Listen/view program.

michel-1When he was 19, Michel Morisset organized a weekly meeting of friends and family to discuss the issues facing them all in Haïti, in particular loathing the anti-education sentiment so prevalent at that time. As they gathered in a backyard every Thursday evening to discuss God and life, they started to attract neighbors who leaned on the fence to listen. Eventually, this informal meeting became a congregation.

At that time, unauthorized gatherings of over 20 persons meant serious trouble with the government for the leaders. Eventually, Michel’s older brother persuaded him to travel to Port-au-Prince to study and be ordained, solving the immediate threat of continuing what he recognized as his calling.

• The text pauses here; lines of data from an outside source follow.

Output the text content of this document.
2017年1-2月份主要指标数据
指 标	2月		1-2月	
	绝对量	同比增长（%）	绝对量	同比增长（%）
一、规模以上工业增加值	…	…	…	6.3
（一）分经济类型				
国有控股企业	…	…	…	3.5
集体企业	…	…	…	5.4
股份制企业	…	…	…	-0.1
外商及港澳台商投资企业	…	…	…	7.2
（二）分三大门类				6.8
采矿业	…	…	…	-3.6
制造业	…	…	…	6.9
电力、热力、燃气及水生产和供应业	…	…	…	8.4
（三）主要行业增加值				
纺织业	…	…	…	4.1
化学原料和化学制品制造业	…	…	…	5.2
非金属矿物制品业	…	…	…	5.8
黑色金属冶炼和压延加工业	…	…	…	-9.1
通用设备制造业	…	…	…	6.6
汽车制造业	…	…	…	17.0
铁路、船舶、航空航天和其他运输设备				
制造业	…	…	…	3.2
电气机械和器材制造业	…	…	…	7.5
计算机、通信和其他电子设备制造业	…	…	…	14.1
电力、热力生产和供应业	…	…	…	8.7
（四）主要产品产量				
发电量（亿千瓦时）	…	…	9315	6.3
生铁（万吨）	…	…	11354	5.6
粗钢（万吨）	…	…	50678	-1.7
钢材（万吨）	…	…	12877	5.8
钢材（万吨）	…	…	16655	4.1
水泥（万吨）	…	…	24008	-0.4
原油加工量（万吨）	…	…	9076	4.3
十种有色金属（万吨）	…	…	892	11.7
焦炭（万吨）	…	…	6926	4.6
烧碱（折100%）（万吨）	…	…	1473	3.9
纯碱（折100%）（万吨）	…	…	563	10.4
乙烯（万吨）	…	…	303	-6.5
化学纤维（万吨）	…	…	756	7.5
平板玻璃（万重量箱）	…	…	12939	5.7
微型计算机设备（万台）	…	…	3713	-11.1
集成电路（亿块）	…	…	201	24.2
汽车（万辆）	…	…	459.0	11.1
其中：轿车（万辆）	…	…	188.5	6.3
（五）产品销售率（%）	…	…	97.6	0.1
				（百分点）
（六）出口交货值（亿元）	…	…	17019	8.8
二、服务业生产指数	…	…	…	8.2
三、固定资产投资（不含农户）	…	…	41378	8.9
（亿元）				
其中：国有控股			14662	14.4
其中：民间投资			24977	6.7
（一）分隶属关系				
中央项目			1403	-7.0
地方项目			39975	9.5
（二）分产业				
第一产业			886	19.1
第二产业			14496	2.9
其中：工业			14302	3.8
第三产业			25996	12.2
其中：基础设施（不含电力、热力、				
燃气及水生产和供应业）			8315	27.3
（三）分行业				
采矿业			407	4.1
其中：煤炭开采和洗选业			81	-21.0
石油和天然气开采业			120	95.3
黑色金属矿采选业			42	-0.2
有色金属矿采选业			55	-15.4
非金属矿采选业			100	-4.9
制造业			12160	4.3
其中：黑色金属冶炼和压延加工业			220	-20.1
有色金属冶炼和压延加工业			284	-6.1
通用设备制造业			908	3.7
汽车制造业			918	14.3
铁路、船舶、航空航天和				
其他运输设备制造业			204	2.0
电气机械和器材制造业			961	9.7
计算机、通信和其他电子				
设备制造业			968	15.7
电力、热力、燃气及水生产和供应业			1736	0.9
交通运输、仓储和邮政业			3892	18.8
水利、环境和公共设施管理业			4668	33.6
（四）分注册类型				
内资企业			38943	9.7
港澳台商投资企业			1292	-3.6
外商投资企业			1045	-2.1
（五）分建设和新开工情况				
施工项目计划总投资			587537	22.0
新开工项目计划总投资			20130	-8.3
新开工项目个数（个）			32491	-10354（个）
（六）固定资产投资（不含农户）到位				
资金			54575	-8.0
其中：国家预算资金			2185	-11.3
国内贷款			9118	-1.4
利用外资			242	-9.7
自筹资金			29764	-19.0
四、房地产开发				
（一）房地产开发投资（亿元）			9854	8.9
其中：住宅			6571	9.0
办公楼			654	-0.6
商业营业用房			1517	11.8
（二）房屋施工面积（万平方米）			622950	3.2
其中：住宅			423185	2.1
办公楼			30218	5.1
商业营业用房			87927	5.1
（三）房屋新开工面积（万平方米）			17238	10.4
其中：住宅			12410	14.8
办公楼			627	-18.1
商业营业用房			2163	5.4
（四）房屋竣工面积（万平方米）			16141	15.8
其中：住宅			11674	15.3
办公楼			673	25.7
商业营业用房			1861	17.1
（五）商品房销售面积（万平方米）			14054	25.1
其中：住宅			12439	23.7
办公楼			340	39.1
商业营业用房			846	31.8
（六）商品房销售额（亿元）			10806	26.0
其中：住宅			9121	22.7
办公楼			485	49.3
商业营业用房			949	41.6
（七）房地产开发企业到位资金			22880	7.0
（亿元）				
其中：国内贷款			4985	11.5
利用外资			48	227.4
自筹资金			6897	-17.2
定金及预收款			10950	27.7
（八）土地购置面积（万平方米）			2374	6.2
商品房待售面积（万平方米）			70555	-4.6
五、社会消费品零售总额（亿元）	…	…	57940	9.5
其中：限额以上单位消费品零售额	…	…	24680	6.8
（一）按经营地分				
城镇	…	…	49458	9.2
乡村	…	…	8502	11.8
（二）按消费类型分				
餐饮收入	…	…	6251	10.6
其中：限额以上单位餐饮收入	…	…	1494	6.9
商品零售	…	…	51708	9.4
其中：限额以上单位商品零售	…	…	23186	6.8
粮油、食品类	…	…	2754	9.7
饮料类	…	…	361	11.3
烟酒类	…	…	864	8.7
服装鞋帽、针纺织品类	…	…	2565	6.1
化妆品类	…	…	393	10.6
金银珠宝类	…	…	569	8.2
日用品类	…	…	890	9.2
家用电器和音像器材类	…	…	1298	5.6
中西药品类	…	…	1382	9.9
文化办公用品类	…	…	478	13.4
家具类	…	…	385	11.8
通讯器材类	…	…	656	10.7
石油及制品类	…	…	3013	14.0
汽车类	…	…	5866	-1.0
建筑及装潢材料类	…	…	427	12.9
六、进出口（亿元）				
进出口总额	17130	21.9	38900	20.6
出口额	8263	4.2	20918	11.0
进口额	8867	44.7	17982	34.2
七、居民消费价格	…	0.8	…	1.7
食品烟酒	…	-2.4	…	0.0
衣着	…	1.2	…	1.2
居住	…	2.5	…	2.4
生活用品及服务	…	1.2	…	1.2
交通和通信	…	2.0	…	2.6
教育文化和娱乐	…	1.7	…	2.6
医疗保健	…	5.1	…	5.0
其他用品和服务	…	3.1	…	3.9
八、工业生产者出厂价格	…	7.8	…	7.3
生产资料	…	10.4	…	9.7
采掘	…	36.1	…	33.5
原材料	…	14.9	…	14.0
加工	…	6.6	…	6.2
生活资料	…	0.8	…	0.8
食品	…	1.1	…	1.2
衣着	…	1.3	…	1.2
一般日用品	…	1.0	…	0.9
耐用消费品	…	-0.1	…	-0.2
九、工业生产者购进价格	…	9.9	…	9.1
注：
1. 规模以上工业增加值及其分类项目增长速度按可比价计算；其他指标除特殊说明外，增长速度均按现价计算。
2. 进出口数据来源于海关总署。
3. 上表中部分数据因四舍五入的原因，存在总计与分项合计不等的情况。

Pastor Michel immediately organized a high school, suffering from nearly universal disbelief and jeering from everyone, as it was considered “getting above oneself” to spurn the inadequate government education system. To be young is to be bold, but it took courage to persevere. His first class was six students and five teachers. After only two months, four of the students dropped out, leaving two students with the attention of the five teachers.

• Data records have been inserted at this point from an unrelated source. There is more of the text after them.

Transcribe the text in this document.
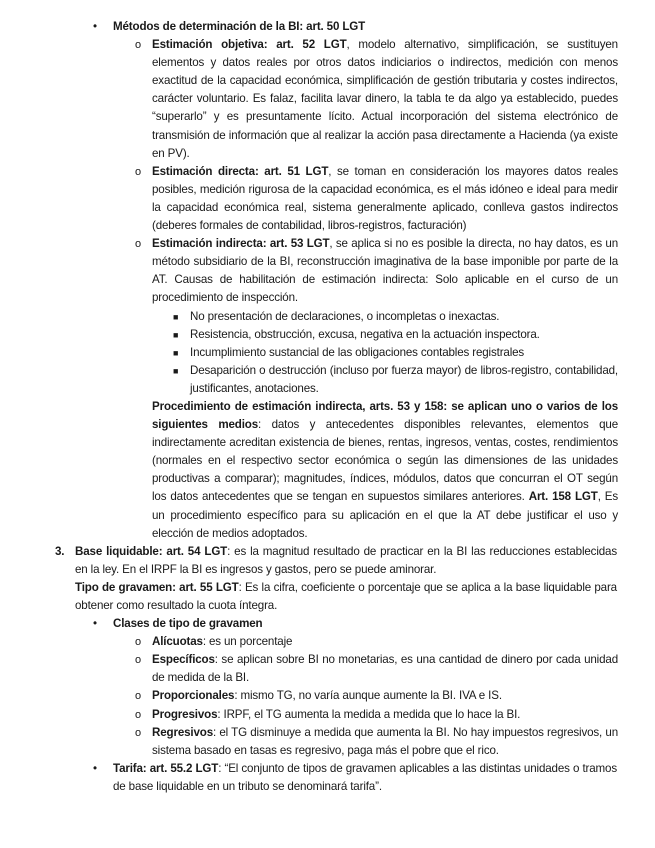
• Métodos de determinación de la BI: art. 50 LGT

o Estimación objetiva: art. 52 LGT, modelo alternativo, simplificación, se sustituyen elementos y datos reales por otros datos indiciarios o indirectos, medición con menos exactitud de la capacidad económica, simplificación de gestión tributaria y costes indirectos, carácter voluntario. Es falaz, facilita lavar dinero, la tabla te da algo ya establecido, puedes “superarlo” y es presuntamente lícito. Actual incorporación del sistema electrónico de transmisión de información que al realizar la acción pasa directamente a Hacienda (ya existe en PV).

o Estimación directa: art. 51 LGT, se toman en consideración los mayores datos reales posibles, medición rigurosa de la capacidad económica, es el más idóneo e ideal para medir la capacidad económica real, sistema generalmente aplicado, conlleva gastos indirectos (deberes formales de contabilidad, libros-registros, facturación)

o Estimación indirecta: art. 53 LGT, se aplica si no es posible la directa, no hay datos, es un método subsidiario de la BI, reconstrucción imaginativa de la base imponible por parte de la AT. Causas de habilitación de estimación indirecta: Solo aplicable en el curso de un procedimiento de inspección.

■ No presentación de declaraciones, o incompletas o inexactas.

■ Resistencia, obstrucción, excusa, negativa en la actuación inspectora.

■ Incumplimiento sustancial de las obligaciones contables registrales

■ Desaparición o destrucción (incluso por fuerza mayor) de libros-registro, contabilidad, justificantes, anotaciones.

Procedimiento de estimación indirecta, arts. 53 y 158: se aplican uno o varios de los siguientes medios: datos y antecedentes disponibles relevantes, elementos que indirectamente acreditan existencia de bienes, rentas, ingresos, ventas, costes, rendimientos (normales en el respectivo sector económica o según las dimensiones de las unidades productivas a comparar); magnitudes, índices, módulos, datos que concurran el OT según los datos antecedentes que se tengan en supuestos similares anteriores. Art. 158 LGT, Es un procedimiento específico para su aplicación en el que la AT debe justificar el uso y elección de medios adoptados.

3. Base liquidable: art. 54 LGT: es la magnitud resultado de practicar en la BI las reducciones establecidas en la ley. En el IRPF la BI es ingresos y gastos, pero se puede aminorar.

Tipo de gravamen: art. 55 LGT: Es la cifra, coeficiente o porcentaje que se aplica a la base liquidable para obtener como resultado la cuota íntegra.

• Clases de tipo de gravamen

o Alícuotas: es un porcentaje

o Específicos: se aplican sobre BI no monetarias, es una cantidad de dinero por cada unidad de medida de la BI.

o Proporcionales: mismo TG, no varía aunque aumente la BI. IVA e IS.

o Progresivos: IRPF, el TG aumenta la medida a medida que lo hace la BI.

o Regresivos: el TG disminuye a medida que aumenta la BI. No hay impuestos regresivos, un sistema basado en tasas es regresivo, paga más el pobre que el rico.

• Tarifa: art. 55.2 LGT: “El conjunto de tipos de gravamen aplicables a las distintas unidades o tramos de base liquidable en un tributo se denominará tarifa”.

Through the force of his personality and faith, Pastor Michel continued to spread his message of self-reliance, freedom through education, and everyone’s ability to enjoy a healthy life if taught how to do it. By the next year, the Eben-Ezer Mission had 150 students, and the current school year has 1,500 students.

Pastor Michel and his colleagues and supporters have enjoyed much success in building a comprehensive, country-wide network of schools, from kindergarten through university and vocational-technical, in addition to hospitals, clinics, small factories, and farms.

But Eben-Ezer Mission today faces greater challenges than ever as the United States continues to squeeze Haïtian leaders, as outside financial assistance has dried up throughout the country, as national government statements have caused hard currency to evaporate from Haïti, as teachers are going unpaid and hunger is growing.